El trabajo colectivo de locaciones, vestuario y maquillaje es sobresaliente, al igual que las actuaciones, en especial las de Ximena Romo, Mabel Cadena y Samantha Orozco, quienes logran un buen balance en el empleo del habla coloquial y sus diferentes cambios de ánimo y estado, sin caer en excesos ni estereotipos tan manidos en el cine nacional. La banda sonora de La diosa del asfalto, que debe su título al apodo dado a Max, quien regresa al barrio convertida en “estrella” de la escena del rock urbano, incluye canciones originales de Jessy Bulbo (cuando las guionistas escribieron el filme hace unos años habían pensado en ella como protagonista) así como la participación de Baby Batiz en una secuencia que recrea los clandestinos hoyos fonqui.
Hacia el truculento final, también se recrean las tocadas de barrio, aquellos conciertos que aprovechaban cualquier espacio plano para montar un escenario que las bandas underground pudieran tocar en vivo en colonias populares.

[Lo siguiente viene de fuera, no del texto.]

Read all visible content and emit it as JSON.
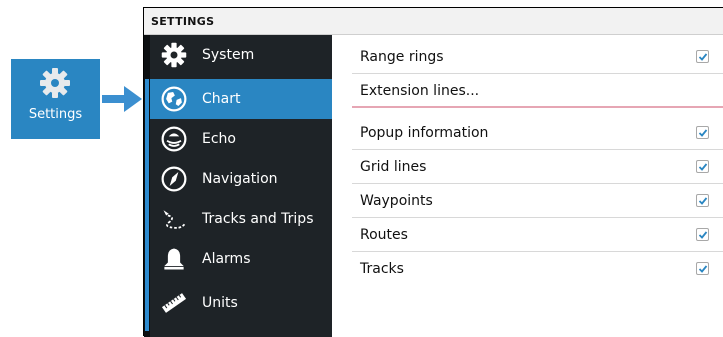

La película La diosa del asfalto es una elegía citadina narrada sin aspavientos. Por el contrario, es directa, sin florituras estorbosas, cruda y fuerte, con una postura feminista que grita para no silenciar y que habla de temas lastimosamente actuales. Tal y como en su película anterior, Rencor tatuado, Hernández vuelve a hablar de la violencia contra las mujeres y volverá a causar controversia. Como en aquélla, una vez más la cuestión es la desoladora, angustiante y urgente búsqueda de justicia. Pero aquí parece no haber esperanza.